Zhao Tiantian, Wang Fengmin, Qi Jin, Chen Qiang, Zhu Lijuan, Liu Luping, Yan Long, Chen Yuling, Yang Chunyan, Qin Jun
Ministry of Education Key Laboratory of Molecular and Cellular Biology, Hebei Research Center of the Basic Discipline of Cell Biology, Hebei Collaboration Innovation Center for Cell Signaling and Environmental Adaptation, Hebei Key Laboratory of Molecular and Cellular Biology, College of Life Sciences, Hebei Normal University, Shijiazhuang, China.
Hebei Laboratory of Crop Genetics and Breeding, Huang-Huai-Hai Key Laboratory of Biology and Genetic Improvement of Soybean, Ministry of Agriculture and Rural Affairs, Institute of Cereal and Oil Crops, National Soybean Improvement Center Shijiazhuang Sub-Center, Hebei Academy of Agricultural and Forestry Sciences, Shijiazhuang, Hebei, China.
BMC Plant Biol. 2025 Jul 2;25(1):837. doi: 10.1186/s12870-025-06775-5.
Soybean (Glycine max (L.) Merr.), a global agricultural staple, faces significant threats from Soybean Mosaic Virus (SMV). Effective resistance to SMV, particularly the SC3 strain, is crucial for sustainable soybean production. This study aims to explore the genetic variability and identify loci associated with SMV SC3 resistance in soybean.
We assessed the resistance of 290 soybean accessions to the SMV SC3 strain, revealing considerable genetic variability: 19.9% exhibited high resistance, while 11.7% were highly susceptible. This diversity is a valuable asset for breeding programs targeting disease management. Deep sequencing and genome-wide association studies (GWAS) of the accession population structures identified five distinct clusters and 14 significant loci associated with resistance across chromosomes 2, 4, 7, 9, 13, 14, 17, 19, and 20. Notably, a known resistance locus on chromosome 13 and a novel locus on chromosome 4, Loci_04_7299944, were identified. The latter is linked to Glyma.04G086700, a gene encoding a leucine-rich repeat protein kinase integral to pathogen recognition and resistance, showing three distinct haplotypes correlated with varying resistance levels, governed by specific allelic variations at certain SNP sites. Our genomic prediction models demonstrated that expanding SNP feature sets generally improved prediction accuracy, especially with the Top 100 set, although adding more than 8000 SNPs introduced diminishing returns and potential noise.

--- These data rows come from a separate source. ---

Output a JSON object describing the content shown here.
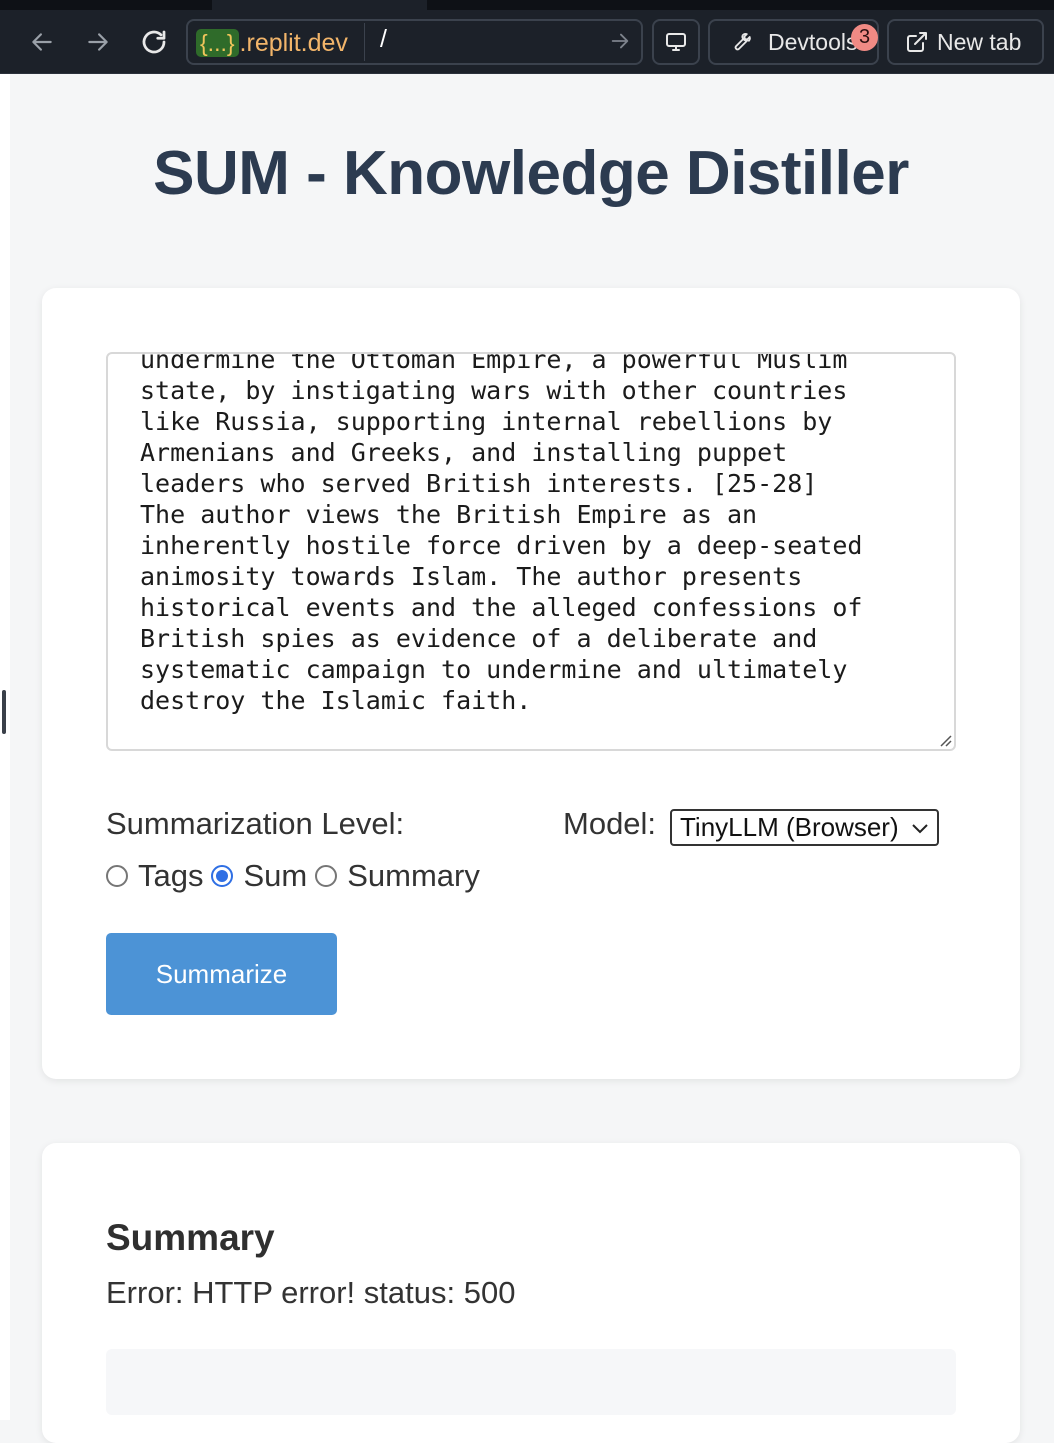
{
  "browser": {
    "url_badge": "{...}",
    "url_host": ".replit.dev",
    "url_path": "/",
    "devtools_label": "Devtools",
    "devtools_badge": "3",
    "new_tab_label": "New tab"
  },
  "page": {
    "title": "SUM - Knowledge Distiller"
  },
  "input": {
    "text": "undermine the Ottoman Empire, a powerful Muslim\nstate, by instigating wars with other countries\nlike Russia, supporting internal rebellions by\nArmenians and Greeks, and installing puppet\nleaders who served British interests. [25-28]\nThe author views the British Empire as an\ninherently hostile force driven by a deep-seated\nanimosity towards Islam. The author presents\nhistorical events and the alleged confessions of\nBritish spies as evidence of a deliberate and\nsystematic campaign to undermine and ultimately\ndestroy the Islamic faith."
  },
  "controls": {
    "level_label": "Summarization Level:",
    "levels": [
      {
        "label": "Tags",
        "checked": false
      },
      {
        "label": "Sum",
        "checked": true
      },
      {
        "label": "Summary",
        "checked": false
      }
    ],
    "model_label": "Model:",
    "model_selected": "TinyLLM (Browser)",
    "summarize_button": "Summarize"
  },
  "output": {
    "heading": "Summary",
    "error": "Error: HTTP error! status: 500"
  },
  "colors": {
    "accent": "#4c93d6",
    "title": "#2c3b50",
    "radio_checked": "#2f6fe4"
  }
}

Fourteen effective SNP loci were identified as pivotal for accurately predicting the genetic architecture of complex traits related to SMV resistance.
Our findings underscore the importance of selecting SNPs closely linked to phenotypic traits to refine prediction accuracy in genomic selection models. The identified loci, particularly Glyma.04G086700, provide a foundation for further exploration of genetic mechanisms underlying SMV SC3 resistance. These insights can guide future enhancements in soybean breeding strategies to combat SMV effectively.
大豆(Glycine max (L.) Merr.)作为全球重要的农作物,面临着来自大豆花叶病毒(SMV)的重大威胁。对SMV,尤其是SC3株系的有效抗性,对大豆的可持续生产至关重要。本研究旨在探索大豆中与SMV SC3抗性相关的遗传变异性并鉴定相关位点。
我们评估了290份大豆种质对SMV SC3株系的抗性,发现存在显著的遗传变异性:19.9%表现出高抗性,而11.7%高度感病。这种多样性对于以病害管理为目标的育种计划来说是一项宝贵资产。对种质群体结构进行深度测序和全基因组关联研究(GWAS),确定了五个不同的聚类以及位于第2、4、7、9、13、14、17、19和20号染色体上与抗性相关的14个显著位点。值得注意的是,鉴定出了位于13号染色体上的一个已知抗性位点以及位于4号染色体上的一个新位点Loci_04_7299944。后者与Glyma.04G086700相关,该基因编码一种富含亮氨酸重复序列的蛋白激酶,对病原体识别和抗性至关重要,显示出三种不同的单倍型,与不同的抗性水平相关,由某些SNP位点的特定等位基因变异决定。我们的基因组预测模型表明,扩展SNP特征集通常会提高预测准确性,尤其是使用前100个SNP集时,不过添加超过8000个SNP会带来收益递减和潜在噪声。确定了14个有效的SNP位点对于准确预测与SMV抗性相关的复杂性状的遗传结构至关重要。
我们的研究结果强调了选择与表型性状紧密连锁的SNP以提高基因组选择模型预测准确性的重要性。鉴定出的位点,特别是Glyma.04G086700,为进一步探索SMV SC3抗性的遗传机制奠定了基础。这些见解可为未来改进大豆育种策略以有效对抗SMV提供指导。